5.2. Study’s Limitations and Future Recommendations

The quantitative approach in this study, relying on subjective assessments from respondents through survey questionnaires, presents several methodological restrictions that should be evaluated when analyzing the outcomes. Subjectivity in responses may be prone to respondent bias, as they often provide socially desirable answers or responses shaped by current social or economic circumstances. This method of data collection can result in deviations from actual attitudes or perceptions, which is further complicated when analyzing complex phenomena such as cultural identification or perceptions of tourism benefits and costs. The paper is focused on the current perceptions, which implies that the results are limited to the specific time frame in which the study was conducted. Therefore, longitudinal studies are essential for more detailed monitoring and analysis of changes in attitudes and support for tourism over different periods. Analyzing three different cultural and economic contexts—Serbia, Kazakhstan, and Hungary—enabled a comparative approach that provides a broad spectrum of data. However, limitations in generalizing the results to broader geographical or cultural contexts remain present. Differences in cultural and economic conditions may result in varying perceptions and attitudes toward tourism. Expanding the research to other countries or regions could allow for the identification of universal patterns and specific differences relevant to creating adaptable sustainable tourism strategies. Data collection through surveys also included hypothetical or unrealistic scenarios, which can affect the validity of findings. Respondents often react to such scenarios based on their expectations, assumptions, or limited information, which may result in altered or unrepresentative responses. Analyzing real situations through qualitative methods may lead to a better knowledge of the complex connections between residents and tourism. The limitations of the quantitative approach in this study further highlight the need for combining methodological techniques to obtain more comprehensive and deeper insights into the complex interdependencies between economic, cultural, and social factors. Using qualitative methods like focus groups, interviews, or ethnographic studies can help us better understand the motivations, opinions, and attitudes of residents, particularly concerning cultural identification and perceptions of tourism benefits and costs.
Future research should include a more comprehensive approach through the integration of quantitative and qualitative methods, which would enable a more precise analysis of residents’ perceptions and attitudes. For instance, longitudinal studies that monitor variations in perceptions in the long term would provide deeper insight into the processes that shape support for tourism and allow for a more dynamic approach to analyzing sustainable development. Additionally, expanding research to other countries and regions with different cultural and economic characteristics would enable a better understanding of universal and specific patterns that shape attitudes toward tourism.
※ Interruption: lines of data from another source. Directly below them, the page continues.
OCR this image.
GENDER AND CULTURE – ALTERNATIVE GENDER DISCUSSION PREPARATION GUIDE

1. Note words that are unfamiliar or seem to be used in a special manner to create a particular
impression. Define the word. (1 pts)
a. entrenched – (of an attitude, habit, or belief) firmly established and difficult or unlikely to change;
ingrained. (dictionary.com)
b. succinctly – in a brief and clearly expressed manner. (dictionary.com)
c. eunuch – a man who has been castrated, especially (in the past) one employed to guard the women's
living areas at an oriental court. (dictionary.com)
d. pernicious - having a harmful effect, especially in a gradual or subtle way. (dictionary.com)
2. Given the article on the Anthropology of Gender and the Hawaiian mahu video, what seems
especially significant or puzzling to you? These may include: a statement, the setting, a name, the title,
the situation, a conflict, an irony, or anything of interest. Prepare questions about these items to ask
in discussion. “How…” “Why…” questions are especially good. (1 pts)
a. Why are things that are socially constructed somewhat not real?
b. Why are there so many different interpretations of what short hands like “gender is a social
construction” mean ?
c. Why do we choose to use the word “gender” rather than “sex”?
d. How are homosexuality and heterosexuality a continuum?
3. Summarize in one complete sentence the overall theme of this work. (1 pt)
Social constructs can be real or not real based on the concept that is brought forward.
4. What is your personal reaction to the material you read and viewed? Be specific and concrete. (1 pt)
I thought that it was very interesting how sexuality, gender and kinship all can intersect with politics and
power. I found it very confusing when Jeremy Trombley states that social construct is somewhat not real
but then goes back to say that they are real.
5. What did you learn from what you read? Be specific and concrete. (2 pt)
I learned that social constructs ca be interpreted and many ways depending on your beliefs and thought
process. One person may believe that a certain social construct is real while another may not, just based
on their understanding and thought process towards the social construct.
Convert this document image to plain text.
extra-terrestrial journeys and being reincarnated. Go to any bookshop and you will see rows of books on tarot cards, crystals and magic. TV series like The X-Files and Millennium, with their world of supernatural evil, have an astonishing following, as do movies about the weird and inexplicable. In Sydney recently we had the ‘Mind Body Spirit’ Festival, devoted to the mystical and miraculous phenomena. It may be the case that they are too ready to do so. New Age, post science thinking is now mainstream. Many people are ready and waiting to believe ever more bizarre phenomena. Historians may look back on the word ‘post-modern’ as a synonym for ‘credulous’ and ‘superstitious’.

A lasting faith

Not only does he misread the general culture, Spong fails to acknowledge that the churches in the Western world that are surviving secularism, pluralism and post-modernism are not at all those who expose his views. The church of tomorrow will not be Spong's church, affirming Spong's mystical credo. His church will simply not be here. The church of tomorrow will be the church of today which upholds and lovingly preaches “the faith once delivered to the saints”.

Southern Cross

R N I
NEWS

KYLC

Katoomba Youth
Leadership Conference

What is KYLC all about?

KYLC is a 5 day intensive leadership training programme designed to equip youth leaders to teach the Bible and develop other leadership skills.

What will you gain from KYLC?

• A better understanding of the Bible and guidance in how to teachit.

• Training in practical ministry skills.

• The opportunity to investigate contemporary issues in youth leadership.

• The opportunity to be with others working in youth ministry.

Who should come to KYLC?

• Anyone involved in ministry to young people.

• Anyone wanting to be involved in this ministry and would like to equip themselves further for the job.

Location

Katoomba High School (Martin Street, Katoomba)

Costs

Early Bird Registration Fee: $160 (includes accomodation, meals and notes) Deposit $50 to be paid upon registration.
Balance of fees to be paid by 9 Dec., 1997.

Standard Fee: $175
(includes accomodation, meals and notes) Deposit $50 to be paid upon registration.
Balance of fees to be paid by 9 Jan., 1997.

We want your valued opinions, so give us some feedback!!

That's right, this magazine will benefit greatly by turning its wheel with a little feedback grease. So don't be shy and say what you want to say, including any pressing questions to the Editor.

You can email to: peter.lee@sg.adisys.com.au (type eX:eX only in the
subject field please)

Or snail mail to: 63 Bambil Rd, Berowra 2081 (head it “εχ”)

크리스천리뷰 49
Particular attention should be directed toward analyzing transitional economies that face specific modernization challenges, as well as developed countries striving to enhance cultural and rural tourism through innovative approaches. Including various stakeholders in future research, such as tourists, investors, and public sector representatives, would offer a deeper understanding of how communities interact with the travel industry. Researching the influence of online platforms and innovative approaches on cultural promotion, as well as on residents’ participation, could further enhance the development of adaptable, sustainable tourism strategies. The developed model, tested in the contexts of Serbia, Kazakhstan, and Hungary, provides a foundation for creating strategies that balance economic, cultural, and social aspects. Further studies may involve examining how international economic and social transformations influence views on tourism weaknesses and strengths and the level of support for tourism among residents. Identifying universal patterns through comparative research in different contexts could donate to the growth of theoretical models and provide useful recommendations for formulating policies that promote inclusive, responsible, and sustainable tourism.

Author Contributions

Conceptualization, T.G. and M.D.P; methodology, T.G., M.D.P. and S.L.; software, T.G.; validation, M.D.P., T.G., and M.M.R.; formal analysis, T.G. and S.L.; investigation, M.D.P., T.G., E.A., and D.M.K.; resources, T.G., and S.L.; data curation, Ž.A., and E.A..; writing—original draft preparation, T.G. and S.L.; writing—review and editing, M.D.P., M.M.R., and D.M.K.; visualization, Ž.A.; supervision, M.D.P., M.M.R., and E.A.

Funding

This research received no external funding.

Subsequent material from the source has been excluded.